In particolare, si ipotizza che i responsabili delle società ottenessero illeciti profitti attraverso:
- l’abbattimento dei costi di gestione degli impianti di depurazione, determinato principalmente dal parziale trattamento dei fanghi prodotti dalla lavorazione delle acque reflue, nonché dalle mancate manutenzioni previste dai capitolati d’appalto;
- la redazione di falsi Formulari di Identificazione Rifiuti nei quali si attestava il fittizio conferimento di rifiuti presso un impianto di depurazione con sede in un comune della provincia di Catanzaro;
- lo smaltimento illecito di ingenti quantitativi di rifiuti (fanghi prodotti dal trattamento delle acque reflue urbane, rifiuti prodotti dalla pulizia delle acque di scarico, fanghi delle fosse settiche), per più di 2.000 tonnellate, nell’arco di circa un anno che venivano conferiti presso il citato impianto di depurazione fanghi, per una asserita attività di trattamento, in realtà mai eseguita;
- la richiesta ad alcuni dei Comuni, con successiva liquidazione, degli oneri per le operazioni di manutenzione degli impianti di depurazione, prestazioni che invece avrebbero dovuto essere a carico della società.

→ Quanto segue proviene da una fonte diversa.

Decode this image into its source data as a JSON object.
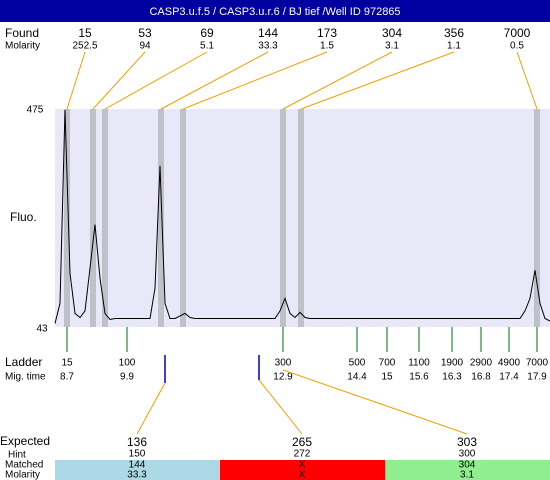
{
  "title": "CASP3.u.f.5 / CASP3.u.r.6 / BJ tief /Well ID 972865",
  "found": {
    "label": "Found",
    "sizes": [
      15,
      53,
      69,
      144,
      173,
      304,
      356,
      7000
    ],
    "molarity_label": "Molarity",
    "molarity": [
      252.5,
      94,
      5.1,
      33.3,
      1.5,
      3.1,
      1.1,
      0.5
    ]
  },
  "y_axis": {
    "label": "Fluo.",
    "min": 43,
    "max": 475
  },
  "trace": [
    50,
    90,
    475,
    150,
    70,
    62,
    75,
    160,
    247,
    140,
    70,
    58,
    60,
    60,
    60,
    60,
    60,
    60,
    60,
    60,
    120,
    364,
    90,
    60,
    60,
    65,
    70,
    62,
    60,
    60,
    60,
    60,
    60,
    60,
    60,
    60,
    60,
    60,
    60,
    60,
    60,
    60,
    60,
    60,
    60,
    75,
    100,
    70,
    62,
    72,
    62,
    60,
    60,
    60,
    60,
    60,
    60,
    60,
    60,
    60,
    60,
    60,
    60,
    60,
    60,
    60,
    60,
    60,
    60,
    60,
    60,
    60,
    60,
    60,
    60,
    60,
    60,
    60,
    60,
    60,
    60,
    60,
    60,
    60,
    60,
    60,
    60,
    60,
    60,
    60,
    60,
    60,
    60,
    60,
    75,
    100,
    156,
    90,
    60,
    55
  ],
  "ladder": {
    "label": "Ladder",
    "sizes": [
      15,
      100,
      300,
      500,
      700,
      1100,
      1900,
      2900,
      4900,
      7000
    ],
    "mig_time_label": "Mig. time",
    "mig_times": [
      8.7,
      9.9,
      12.9,
      14.4,
      15,
      15.6,
      16.3,
      16.8,
      17.4,
      17.9
    ]
  },
  "expected": {
    "label": "Expected",
    "values": [
      136,
      265,
      303
    ],
    "hint_label": "Hint",
    "hints": [
      150,
      272,
      300
    ],
    "matched_label": "Matched",
    "matched": [
      144,
      "X",
      304
    ],
    "molarity_label": "Molarity",
    "molarity": [
      33.3,
      "X",
      3.1
    ],
    "colors": [
      "#add8e6",
      "#ff0000",
      "#90ee90"
    ]
  }
}
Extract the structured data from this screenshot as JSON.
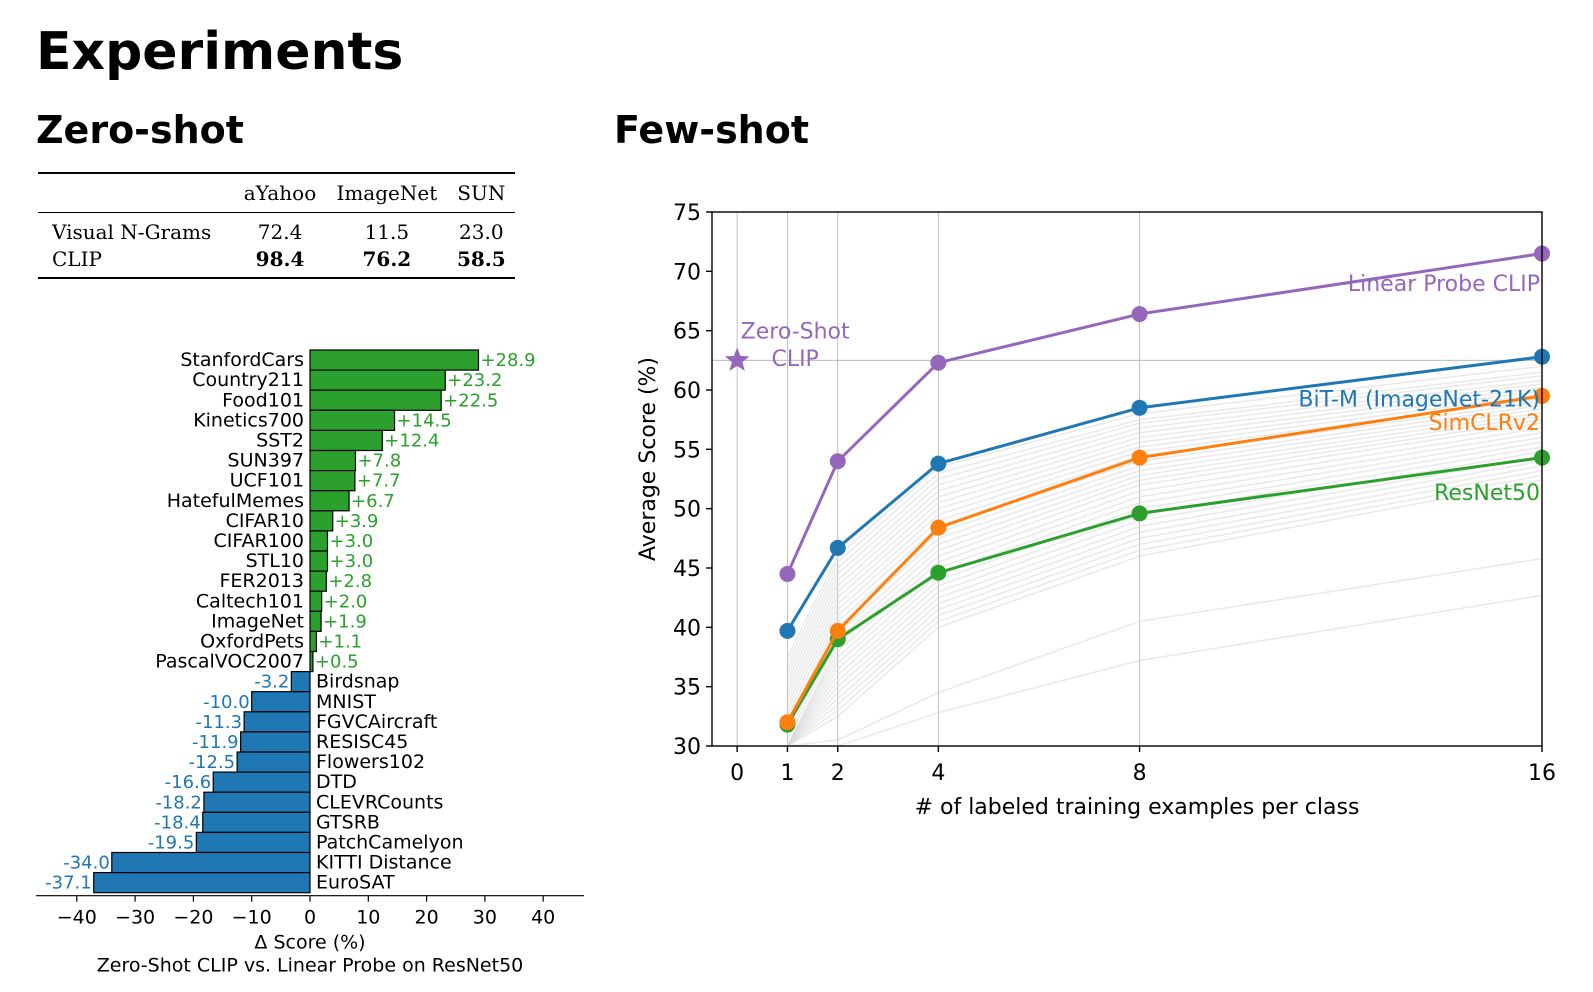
{
  "page": {
    "title": "Experiments",
    "zero_shot_heading": "Zero-shot",
    "few_shot_heading": "Few-shot"
  },
  "zero_shot_table": {
    "columns": [
      "",
      "aYahoo",
      "ImageNet",
      "SUN"
    ],
    "rows": [
      {
        "label": "Visual N-Grams",
        "values": [
          "72.4",
          "11.5",
          "23.0"
        ],
        "bold": false
      },
      {
        "label": "CLIP",
        "values": [
          "98.4",
          "76.2",
          "58.5"
        ],
        "bold": true
      }
    ]
  },
  "chart_data": [
    {
      "type": "bar",
      "orientation": "horizontal",
      "xlabel": "Δ Score (%)",
      "subtitle": "Zero-Shot CLIP vs. Linear Probe on ResNet50",
      "xlim": [
        -47,
        47
      ],
      "xticks": [
        -40,
        -30,
        -20,
        -10,
        0,
        10,
        20,
        30,
        40
      ],
      "xtick_labels": [
        "−40",
        "−30",
        "−20",
        "−10",
        "0",
        "10",
        "20",
        "30",
        "40"
      ],
      "colors": {
        "positive": "#2ca02c",
        "negative": "#1f77b4",
        "positive_label": "#2ca02c",
        "negative_label": "#1f77b4"
      },
      "categories": [
        "StanfordCars",
        "Country211",
        "Food101",
        "Kinetics700",
        "SST2",
        "SUN397",
        "UCF101",
        "HatefulMemes",
        "CIFAR10",
        "CIFAR100",
        "STL10",
        "FER2013",
        "Caltech101",
        "ImageNet",
        "OxfordPets",
        "PascalVOC2007",
        "Birdsnap",
        "MNIST",
        "FGVCAircraft",
        "RESISC45",
        "Flowers102",
        "DTD",
        "CLEVRCounts",
        "GTSRB",
        "PatchCamelyon",
        "KITTI Distance",
        "EuroSAT"
      ],
      "values": [
        28.9,
        23.2,
        22.5,
        14.5,
        12.4,
        7.8,
        7.7,
        6.7,
        3.9,
        3.0,
        3.0,
        2.8,
        2.0,
        1.9,
        1.1,
        0.5,
        -3.2,
        -10.0,
        -11.3,
        -11.9,
        -12.5,
        -16.6,
        -18.2,
        -18.4,
        -19.5,
        -34.0,
        -37.1
      ],
      "value_labels": [
        "+28.9",
        "+23.2",
        "+22.5",
        "+14.5",
        "+12.4",
        "+7.8",
        "+7.7",
        "+6.7",
        "+3.9",
        "+3.0",
        "+3.0",
        "+2.8",
        "+2.0",
        "+1.9",
        "+1.1",
        "+0.5",
        "-3.2",
        "-10.0",
        "-11.3",
        "-11.9",
        "-12.5",
        "-16.6",
        "-18.2",
        "-18.4",
        "-19.5",
        "-34.0",
        "-37.1"
      ]
    },
    {
      "type": "line",
      "xlabel": "# of labeled training examples per class",
      "ylabel": "Average Score (%)",
      "xlim": [
        -0.5,
        16
      ],
      "ylim": [
        30,
        75
      ],
      "xticks": [
        0,
        1,
        2,
        4,
        8,
        16
      ],
      "yticks": [
        30,
        35,
        40,
        45,
        50,
        55,
        60,
        65,
        70,
        75
      ],
      "grid": true,
      "x": [
        1,
        2,
        4,
        8,
        16
      ],
      "series": [
        {
          "name": "Linear Probe CLIP",
          "color": "#9467bd",
          "values": [
            44.5,
            54.0,
            62.3,
            66.4,
            71.5
          ]
        },
        {
          "name": "BiT-M (ImageNet-21K)",
          "color": "#1f77b4",
          "values": [
            39.7,
            46.7,
            53.8,
            58.5,
            62.8
          ]
        },
        {
          "name": "SimCLRv2",
          "color": "#ff7f0e",
          "values": [
            32.0,
            39.7,
            48.4,
            54.3,
            59.5
          ]
        },
        {
          "name": "ResNet50",
          "color": "#2ca02c",
          "values": [
            31.8,
            39.0,
            44.6,
            49.6,
            54.3
          ]
        }
      ],
      "zero_shot_point": {
        "label_line1": "Zero-Shot",
        "label_line2": "CLIP",
        "x": 0,
        "y": 62.5,
        "color": "#9467bd",
        "marker": "star"
      },
      "reference_line_y": 62.5,
      "background_series_color": "#d9d9d9",
      "background_series": [
        [
          37.5,
          46.0,
          53.5,
          58.0,
          62.0
        ],
        [
          37.0,
          45.5,
          53.0,
          57.5,
          61.5
        ],
        [
          36.5,
          45.0,
          52.5,
          57.2,
          61.2
        ],
        [
          36.0,
          44.5,
          52.0,
          56.8,
          60.8
        ],
        [
          35.5,
          44.0,
          51.5,
          56.4,
          60.5
        ],
        [
          35.0,
          43.5,
          51.0,
          56.0,
          60.2
        ],
        [
          34.5,
          43.0,
          50.5,
          55.6,
          59.9
        ],
        [
          34.0,
          42.5,
          50.0,
          55.2,
          59.6
        ],
        [
          33.5,
          42.0,
          49.5,
          54.8,
          59.3
        ],
        [
          33.0,
          41.5,
          49.0,
          54.4,
          59.0
        ],
        [
          32.5,
          41.0,
          48.5,
          54.0,
          58.7
        ],
        [
          32.0,
          40.5,
          48.0,
          53.6,
          58.4
        ],
        [
          31.5,
          40.0,
          47.5,
          53.2,
          58.1
        ],
        [
          31.0,
          39.5,
          47.0,
          52.8,
          57.8
        ],
        [
          30.5,
          39.0,
          46.5,
          52.4,
          57.5
        ],
        [
          30.0,
          38.5,
          46.0,
          52.0,
          57.2
        ],
        [
          30.0,
          38.0,
          45.5,
          51.5,
          56.8
        ],
        [
          30.0,
          37.5,
          45.0,
          51.0,
          56.4
        ],
        [
          30.0,
          37.0,
          44.5,
          50.5,
          56.0
        ],
        [
          30.0,
          36.5,
          44.0,
          50.0,
          55.6
        ],
        [
          30.0,
          36.0,
          43.5,
          49.5,
          55.2
        ],
        [
          30.0,
          35.5,
          43.0,
          49.0,
          54.8
        ],
        [
          30.0,
          35.0,
          42.5,
          48.5,
          54.4
        ],
        [
          30.0,
          34.5,
          42.0,
          48.0,
          54.0
        ],
        [
          30.0,
          34.0,
          41.5,
          47.5,
          53.6
        ],
        [
          30.0,
          33.5,
          41.0,
          47.0,
          53.2
        ],
        [
          30.0,
          33.0,
          40.5,
          46.5,
          52.8
        ],
        [
          30.0,
          32.5,
          40.0,
          46.0,
          52.4
        ],
        [
          30.0,
          30.5,
          34.5,
          40.5,
          45.8
        ],
        [
          30.0,
          30.0,
          32.8,
          37.2,
          42.7
        ]
      ]
    }
  ]
}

Tali condotte illecite, secondo gli indizi raccolti, hanno inoltre avuto come conseguenza il malfunzionamento di numerosi impianti di depurazione comunali che in 10 casi hanno comportato l’illecito sversamento dei liquami non trattati sia nei terreni circostanti che direttamente in mare, con evidente compromissione delle matrici ambientali.
Nel corso delle indagini sono stati sequestrati 4 depuratori dislocati in varie località della Calabria ed è stato effettuato l’accesso presso 24 comuni ricadenti nelle 5 province calabresi, da cui sono emersi diversi casi di frode ai danni della pubblica amministrazione con il concorso di funzionari pubblici.
Determinanti sono stati, a riscontro dell’attività investigativa, le attività tecniche di monitoraggio dei siti grazie ai quali è stato ricostruito l’illecito modus operandi. Un dato importante è emerso altresì dai periodici monitoraggi effettuati da Legambiente sulla qualità del mare, dei laghi e delle coste, che hanno confermato il quadro allarmante della situazione che caratterizza la qualità delle acque nei pressi dei siti di depurazione attenzionati.
Il procedimento per l’ipotesi di reato è attualmente nella fase delle indagini preliminari.
È obbligo rilevare che gli odierni indagati e destinatari della misura restrittiva, sono, allo stato, indiziati di delitto, pur gravemente, e che la loro posizione sarà definitivamente vagliata giudizialmente solo dopo la emissione di una sentenza passata in giudicato in ossequio ai principi costituzionali di presunzione di innocenza.